National Geographic

2022-03-19 07:35:00 By : Mr. Scott Zhai

Una veduta aerea del limpido mare azzurro delle Isole Tremiti.

Articolo estratto dallo speciale “Pianeta Mengoni” in allegato al numero di marzo del magazine National Geographic Italia.

Gli luccicano ancora gli occhi quando ripensa a quella volta che ha sbattuto il telefono in faccia a Lucio Dalla. Del resto, allora Marco Mengoni era fresco della popolarità ottenuta a X-Factor e la probabilità che quello non fosse uno scherzo telefonico non l’aveva neppure sfiorato. Ma poco dopo, racconta, l’aveva chiamato il suo agente discografico per preannunciargli la chiamata di quel titano della canzone italiana. Così aveva ricomposto il numero, profondendosi in scuse. Lucio aveva risposto con la sua risata contagiosa e gli aveva detto di aver ascoltato il suo brano alla radio, mentre era con (forse quattro?) amici al bar in piazza sulla sua amata isola di San Domino, alle Tremiti. Ed era rimasto incantato dalla sua voce.

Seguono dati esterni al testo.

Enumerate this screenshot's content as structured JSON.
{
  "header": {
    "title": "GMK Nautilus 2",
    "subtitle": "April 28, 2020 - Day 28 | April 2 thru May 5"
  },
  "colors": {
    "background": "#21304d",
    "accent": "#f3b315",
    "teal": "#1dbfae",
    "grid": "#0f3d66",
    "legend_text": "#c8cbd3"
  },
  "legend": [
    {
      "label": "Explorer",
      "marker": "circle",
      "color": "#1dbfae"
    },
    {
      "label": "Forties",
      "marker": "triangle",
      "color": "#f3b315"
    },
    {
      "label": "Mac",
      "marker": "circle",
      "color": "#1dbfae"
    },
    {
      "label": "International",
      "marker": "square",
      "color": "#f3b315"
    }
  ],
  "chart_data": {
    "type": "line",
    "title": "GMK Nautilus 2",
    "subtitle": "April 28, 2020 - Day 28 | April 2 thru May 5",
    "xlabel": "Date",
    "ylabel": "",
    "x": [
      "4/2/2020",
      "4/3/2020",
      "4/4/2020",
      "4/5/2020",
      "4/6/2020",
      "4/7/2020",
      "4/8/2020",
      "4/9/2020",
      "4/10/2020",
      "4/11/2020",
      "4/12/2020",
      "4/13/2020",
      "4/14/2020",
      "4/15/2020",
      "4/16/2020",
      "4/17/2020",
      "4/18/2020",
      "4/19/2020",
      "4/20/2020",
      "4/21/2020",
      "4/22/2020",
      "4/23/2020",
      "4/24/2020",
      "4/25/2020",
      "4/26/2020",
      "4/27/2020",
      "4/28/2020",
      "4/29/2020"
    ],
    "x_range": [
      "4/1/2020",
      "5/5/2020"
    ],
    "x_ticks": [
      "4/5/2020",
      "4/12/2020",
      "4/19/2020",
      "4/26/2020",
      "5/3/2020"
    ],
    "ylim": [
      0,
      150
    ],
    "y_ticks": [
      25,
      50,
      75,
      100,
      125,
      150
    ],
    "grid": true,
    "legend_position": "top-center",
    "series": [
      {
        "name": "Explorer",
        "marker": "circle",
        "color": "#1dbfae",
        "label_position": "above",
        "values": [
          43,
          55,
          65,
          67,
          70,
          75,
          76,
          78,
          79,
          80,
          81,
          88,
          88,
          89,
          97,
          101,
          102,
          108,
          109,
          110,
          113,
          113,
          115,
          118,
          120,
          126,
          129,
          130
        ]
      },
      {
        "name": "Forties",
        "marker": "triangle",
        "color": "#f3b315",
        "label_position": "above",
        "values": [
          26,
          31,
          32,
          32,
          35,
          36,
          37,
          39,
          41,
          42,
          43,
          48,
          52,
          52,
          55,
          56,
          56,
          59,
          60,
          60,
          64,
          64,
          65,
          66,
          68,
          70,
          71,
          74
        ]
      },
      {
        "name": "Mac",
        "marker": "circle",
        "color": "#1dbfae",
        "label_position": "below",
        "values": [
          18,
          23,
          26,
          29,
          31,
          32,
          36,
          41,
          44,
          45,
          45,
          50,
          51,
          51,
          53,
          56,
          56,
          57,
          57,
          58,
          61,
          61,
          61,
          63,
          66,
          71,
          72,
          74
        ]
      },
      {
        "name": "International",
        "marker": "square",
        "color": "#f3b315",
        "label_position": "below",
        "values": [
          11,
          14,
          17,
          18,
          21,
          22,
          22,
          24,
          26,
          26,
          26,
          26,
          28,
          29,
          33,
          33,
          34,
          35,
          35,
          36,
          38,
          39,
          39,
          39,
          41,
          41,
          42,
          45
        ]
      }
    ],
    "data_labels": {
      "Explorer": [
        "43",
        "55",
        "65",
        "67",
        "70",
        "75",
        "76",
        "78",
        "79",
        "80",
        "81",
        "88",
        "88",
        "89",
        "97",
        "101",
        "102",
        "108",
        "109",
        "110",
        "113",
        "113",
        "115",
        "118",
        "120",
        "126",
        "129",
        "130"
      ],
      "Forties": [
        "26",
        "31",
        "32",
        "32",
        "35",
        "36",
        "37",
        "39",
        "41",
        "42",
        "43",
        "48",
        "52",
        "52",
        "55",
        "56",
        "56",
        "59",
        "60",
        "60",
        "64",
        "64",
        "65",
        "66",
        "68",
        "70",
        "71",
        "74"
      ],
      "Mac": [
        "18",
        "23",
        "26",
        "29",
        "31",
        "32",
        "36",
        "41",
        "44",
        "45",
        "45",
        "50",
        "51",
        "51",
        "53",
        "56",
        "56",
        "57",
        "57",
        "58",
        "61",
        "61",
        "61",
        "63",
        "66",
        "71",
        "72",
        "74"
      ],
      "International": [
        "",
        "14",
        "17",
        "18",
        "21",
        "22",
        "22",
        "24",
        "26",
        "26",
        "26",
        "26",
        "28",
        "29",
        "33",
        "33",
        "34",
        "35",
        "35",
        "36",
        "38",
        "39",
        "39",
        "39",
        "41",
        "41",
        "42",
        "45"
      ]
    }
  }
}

Da quel malinteso è nato un duetto, con Dalla&Mengoni a dividersi le strofe di Meri Luis, forse uno dei più intensi brani del Maestro. E, anche, una comunione di passioni tra i due che è andata oltre le note, comprendendo anche quella per il mare e la sua incommensurabile energia. Dalla aveva casa alle Tremiti, dove trascorreva molto tempo facendo la vita di lupo di mare e per decenni aveva navigato in lungo e in largo per il Mediterraneo: l’ultima delle sue golette, Brilla&Billy, battezzata col nome dei suoi amatissimi labrador, era persino dotata di uno studio di registrazione.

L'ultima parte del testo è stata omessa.